Соколов из министерства направился на Гороховую, 64.
Чтобы не попасться на глаза филёрам, которые вели наблюдение за посетителями Распутина, прошёл проходным двором и поднялся по чёрному ходу. Распутин, увидав нежданного гостя, обрадовался:
— Здравствуй, милый! Как хорошо сделал, что зашёл. Сейчас вместе с тобой обедать будем. Щи с кислой капусткой любишь? И селёдочка залом найдётся, и грибки солёные. Ну, снимай шинель. Как же я тебя люблю, граф!
В это время из дверей гостиной выскочила красавица Дуняшка — дочь Распутина. Она охнула:
— Ой, сам граф знаменитый пожаловал! — и побежала распорядиться на кухню.
Обед был простым и вкусным. Соколов не спешил сообщать дурную новость. Он знал: Пуришкевич — человек серьёзный, он люто ненавидит старца и на преступление пойти может. После обеда вдвоём удалились в знакомую комнатушку Распутина. Тут сыщик когда-то познакомился с Верой фон Лауниц. Подумал: «Минуло меньше трёх лет, а событий столько — на десятилетие хватит!»
Соколов сказал:
— Григорий Ефимович, ты в каких отношениях с Пуришкевичем?
— Это который в Думе про меня мерзости вякает? Да его в глаза ни разу не видел.

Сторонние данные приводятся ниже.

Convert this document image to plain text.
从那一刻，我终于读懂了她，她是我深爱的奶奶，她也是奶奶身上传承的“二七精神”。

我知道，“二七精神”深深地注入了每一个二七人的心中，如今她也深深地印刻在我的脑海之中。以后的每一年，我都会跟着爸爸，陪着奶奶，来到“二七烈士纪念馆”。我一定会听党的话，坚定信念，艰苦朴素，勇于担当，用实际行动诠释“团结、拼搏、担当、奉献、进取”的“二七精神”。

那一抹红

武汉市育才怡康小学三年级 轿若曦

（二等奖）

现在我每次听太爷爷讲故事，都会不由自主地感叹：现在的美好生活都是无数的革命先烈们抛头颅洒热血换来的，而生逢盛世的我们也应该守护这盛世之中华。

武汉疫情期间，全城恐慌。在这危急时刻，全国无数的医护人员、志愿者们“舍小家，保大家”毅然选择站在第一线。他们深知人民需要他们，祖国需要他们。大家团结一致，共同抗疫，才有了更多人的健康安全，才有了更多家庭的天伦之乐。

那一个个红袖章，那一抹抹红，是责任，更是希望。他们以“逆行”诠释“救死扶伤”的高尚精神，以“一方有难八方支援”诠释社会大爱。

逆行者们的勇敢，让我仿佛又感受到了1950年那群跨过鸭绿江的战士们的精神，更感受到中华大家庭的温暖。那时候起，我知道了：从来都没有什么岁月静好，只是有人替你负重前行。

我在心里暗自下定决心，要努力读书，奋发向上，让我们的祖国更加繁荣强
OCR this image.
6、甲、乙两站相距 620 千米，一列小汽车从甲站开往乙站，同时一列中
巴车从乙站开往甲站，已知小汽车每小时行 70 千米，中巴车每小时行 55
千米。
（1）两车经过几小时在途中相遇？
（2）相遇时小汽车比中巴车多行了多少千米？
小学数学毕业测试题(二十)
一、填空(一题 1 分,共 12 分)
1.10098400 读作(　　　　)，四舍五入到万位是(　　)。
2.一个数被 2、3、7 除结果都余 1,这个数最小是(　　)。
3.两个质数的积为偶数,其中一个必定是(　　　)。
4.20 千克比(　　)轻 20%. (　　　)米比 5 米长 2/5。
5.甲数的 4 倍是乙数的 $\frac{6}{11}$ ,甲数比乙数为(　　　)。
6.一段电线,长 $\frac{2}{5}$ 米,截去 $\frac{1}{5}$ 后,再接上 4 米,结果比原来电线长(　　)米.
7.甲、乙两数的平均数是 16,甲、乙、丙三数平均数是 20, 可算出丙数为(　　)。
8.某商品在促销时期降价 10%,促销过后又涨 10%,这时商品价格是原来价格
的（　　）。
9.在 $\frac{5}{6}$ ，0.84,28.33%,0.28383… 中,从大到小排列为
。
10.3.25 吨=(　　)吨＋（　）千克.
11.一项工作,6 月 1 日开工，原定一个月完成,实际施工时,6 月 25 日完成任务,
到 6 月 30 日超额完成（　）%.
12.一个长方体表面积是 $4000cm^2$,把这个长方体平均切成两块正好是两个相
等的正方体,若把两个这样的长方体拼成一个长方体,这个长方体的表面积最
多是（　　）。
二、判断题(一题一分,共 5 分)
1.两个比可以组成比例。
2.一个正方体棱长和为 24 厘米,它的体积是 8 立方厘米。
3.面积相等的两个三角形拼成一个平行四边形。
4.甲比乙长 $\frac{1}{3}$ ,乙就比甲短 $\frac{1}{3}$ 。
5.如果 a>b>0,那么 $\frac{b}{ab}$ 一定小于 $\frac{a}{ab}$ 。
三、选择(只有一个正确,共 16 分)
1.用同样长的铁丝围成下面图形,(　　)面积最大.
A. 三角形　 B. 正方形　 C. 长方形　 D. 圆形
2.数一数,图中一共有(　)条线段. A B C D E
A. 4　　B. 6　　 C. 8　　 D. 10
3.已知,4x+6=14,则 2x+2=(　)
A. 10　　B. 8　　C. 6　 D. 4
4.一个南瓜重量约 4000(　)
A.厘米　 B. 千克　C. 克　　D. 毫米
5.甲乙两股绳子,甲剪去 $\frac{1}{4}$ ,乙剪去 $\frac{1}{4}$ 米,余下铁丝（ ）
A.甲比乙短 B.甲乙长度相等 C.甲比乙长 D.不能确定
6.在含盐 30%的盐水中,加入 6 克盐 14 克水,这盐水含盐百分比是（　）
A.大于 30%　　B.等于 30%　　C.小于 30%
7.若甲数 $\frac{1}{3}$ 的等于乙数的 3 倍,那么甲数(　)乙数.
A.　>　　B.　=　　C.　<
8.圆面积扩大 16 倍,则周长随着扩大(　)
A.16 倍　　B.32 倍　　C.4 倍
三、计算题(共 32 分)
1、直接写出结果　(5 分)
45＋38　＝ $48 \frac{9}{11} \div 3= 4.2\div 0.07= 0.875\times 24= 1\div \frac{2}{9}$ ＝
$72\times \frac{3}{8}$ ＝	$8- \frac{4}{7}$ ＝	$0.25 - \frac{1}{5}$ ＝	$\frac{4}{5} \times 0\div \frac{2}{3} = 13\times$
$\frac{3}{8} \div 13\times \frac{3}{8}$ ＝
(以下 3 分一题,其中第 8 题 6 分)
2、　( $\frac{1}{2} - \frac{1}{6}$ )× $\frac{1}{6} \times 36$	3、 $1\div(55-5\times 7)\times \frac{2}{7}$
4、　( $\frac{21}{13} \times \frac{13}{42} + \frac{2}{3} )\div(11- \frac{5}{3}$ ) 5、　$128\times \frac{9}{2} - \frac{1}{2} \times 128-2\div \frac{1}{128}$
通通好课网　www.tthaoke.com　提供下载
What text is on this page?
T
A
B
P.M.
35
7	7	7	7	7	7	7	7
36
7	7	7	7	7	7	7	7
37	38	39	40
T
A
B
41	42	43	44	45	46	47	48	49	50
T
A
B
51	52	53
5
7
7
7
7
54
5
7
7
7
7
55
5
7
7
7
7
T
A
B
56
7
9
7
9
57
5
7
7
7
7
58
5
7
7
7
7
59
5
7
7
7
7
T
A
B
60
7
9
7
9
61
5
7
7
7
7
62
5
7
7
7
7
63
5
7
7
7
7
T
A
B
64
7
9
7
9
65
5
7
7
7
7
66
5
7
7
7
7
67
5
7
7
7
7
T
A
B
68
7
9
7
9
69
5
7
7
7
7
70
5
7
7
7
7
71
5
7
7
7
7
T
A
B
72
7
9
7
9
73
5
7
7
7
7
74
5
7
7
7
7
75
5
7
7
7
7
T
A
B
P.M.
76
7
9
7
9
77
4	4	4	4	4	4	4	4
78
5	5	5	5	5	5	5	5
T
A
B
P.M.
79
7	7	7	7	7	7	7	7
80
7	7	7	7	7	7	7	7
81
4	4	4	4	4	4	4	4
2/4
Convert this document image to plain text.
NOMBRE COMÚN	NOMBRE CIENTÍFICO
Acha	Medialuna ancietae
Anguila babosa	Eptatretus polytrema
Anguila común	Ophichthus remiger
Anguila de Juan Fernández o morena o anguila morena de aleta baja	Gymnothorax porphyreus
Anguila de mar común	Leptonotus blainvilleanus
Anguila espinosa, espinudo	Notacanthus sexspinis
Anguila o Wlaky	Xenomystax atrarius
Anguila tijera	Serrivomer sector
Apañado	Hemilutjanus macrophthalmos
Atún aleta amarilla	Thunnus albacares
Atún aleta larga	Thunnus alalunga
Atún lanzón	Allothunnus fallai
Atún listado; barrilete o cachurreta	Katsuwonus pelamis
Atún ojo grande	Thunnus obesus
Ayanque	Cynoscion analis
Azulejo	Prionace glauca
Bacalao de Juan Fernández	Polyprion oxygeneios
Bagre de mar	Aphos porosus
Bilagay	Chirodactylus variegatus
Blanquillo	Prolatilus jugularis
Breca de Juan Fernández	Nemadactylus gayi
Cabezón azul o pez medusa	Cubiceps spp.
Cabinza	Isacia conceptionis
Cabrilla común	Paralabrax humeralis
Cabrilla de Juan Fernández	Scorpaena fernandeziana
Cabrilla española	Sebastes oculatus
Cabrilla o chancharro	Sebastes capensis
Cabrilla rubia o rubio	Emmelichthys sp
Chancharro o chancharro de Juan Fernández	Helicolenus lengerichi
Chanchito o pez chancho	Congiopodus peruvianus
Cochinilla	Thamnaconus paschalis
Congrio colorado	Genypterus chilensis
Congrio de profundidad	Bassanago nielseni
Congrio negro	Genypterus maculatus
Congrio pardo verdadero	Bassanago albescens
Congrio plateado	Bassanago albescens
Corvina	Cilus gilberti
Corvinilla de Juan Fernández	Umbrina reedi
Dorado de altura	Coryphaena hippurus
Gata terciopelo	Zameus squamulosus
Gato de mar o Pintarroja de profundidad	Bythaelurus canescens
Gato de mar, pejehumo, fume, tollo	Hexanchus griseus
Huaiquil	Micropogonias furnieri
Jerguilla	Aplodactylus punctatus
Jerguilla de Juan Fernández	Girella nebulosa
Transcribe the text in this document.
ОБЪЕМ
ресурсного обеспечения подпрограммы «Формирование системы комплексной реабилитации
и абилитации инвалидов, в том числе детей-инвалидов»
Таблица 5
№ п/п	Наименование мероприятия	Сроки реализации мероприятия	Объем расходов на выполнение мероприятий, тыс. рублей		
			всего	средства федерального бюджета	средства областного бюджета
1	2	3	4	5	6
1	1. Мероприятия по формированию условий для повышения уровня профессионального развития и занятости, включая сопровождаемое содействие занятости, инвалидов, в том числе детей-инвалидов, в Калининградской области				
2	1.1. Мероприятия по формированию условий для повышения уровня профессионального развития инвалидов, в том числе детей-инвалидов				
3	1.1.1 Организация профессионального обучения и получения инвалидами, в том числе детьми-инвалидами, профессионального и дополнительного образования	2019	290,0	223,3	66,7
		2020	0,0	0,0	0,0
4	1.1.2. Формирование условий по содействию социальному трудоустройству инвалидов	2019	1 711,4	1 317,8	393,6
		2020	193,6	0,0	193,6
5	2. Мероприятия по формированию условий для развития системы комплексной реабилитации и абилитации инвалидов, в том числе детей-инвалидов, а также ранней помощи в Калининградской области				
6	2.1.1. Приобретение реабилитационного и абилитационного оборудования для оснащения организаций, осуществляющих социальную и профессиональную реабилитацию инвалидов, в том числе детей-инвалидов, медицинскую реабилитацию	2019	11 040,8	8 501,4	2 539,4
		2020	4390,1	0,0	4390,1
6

— И хорошо, постарайся и впредь с ним не встречаться. Он задумал на тебя дурное…
— Убить, что ль?
— С него и это станется. Так что остерегайся. А мой совет тебе: покинь Петроград на время, спокойней так будет.
Распутин с тоской взглянул на сыщика:
— Граф, милый ты человек! Мне и Государь то же советует. Всё тут опостылело. Сплю и вижу родное село Покровское, свой двухэтажный домик с деревянными колоннами и резными наличниками, речку…
Ничего тут, в столице, хорошего нет. Зависть да злоба. Даже удивляюсь: живут в столицах люди безбедно, всячески себя ублажают, голодными отродясь не были. А вот душою очерствели, в свирепости душевной пребывают, а милости, мира, кротости и терпения у них и не проси! Бог любит смиренных и кротких. Да как же таким злыдням праздник на сердце иметь? Сие толь же невозможно, как средь ночи солнцу засиять. Ты, граф, думаешь, что я не понимаю Юсупова? Насквозь его притворство вижу. Слова говорит сладкие, а смотрит на меня яко змей ядовитый. А я завет Христа помню, и люблю его, и жалею, и от себя не отталкиваю, потому как льнёт Юсупов ко мне. Проникнет моя любовь в душу его, и злоба на доброту переменится. Так-то! Приезжал Феля, в дом к себе зовёт. Ну и поеду, чего прятаться? Они ведь что мыслят: вся беда, дескать, в Гришке! Ан нет, милые, вся беда в вас самих, в том, что о себе много мыслите, а других потому ненавидите.
Распутин надолго замолк, поник головой. Старец глубоко вздохнул, продолжил:
— Рад бы бежать отселя, да давно не о себе пещусь. Сам знаешь, уходил к себе в Покровское, да тут такое без меня начиналось… — махнул рукой. — И царскую семью бросил бы, чай, не дети малые, сами должны на ногах крепенько стоять. Царевича Алексеюшку лишь до слёз жалко: такой он мальчик разумный, ласковый и душевный — ровно ангел. Я ведь ему нужен. Пропадёт он без меня. Ради него муки любые приять готов. Только ясно вижу его крестный путь… — Перекрестился. — Да на всё воля Божья!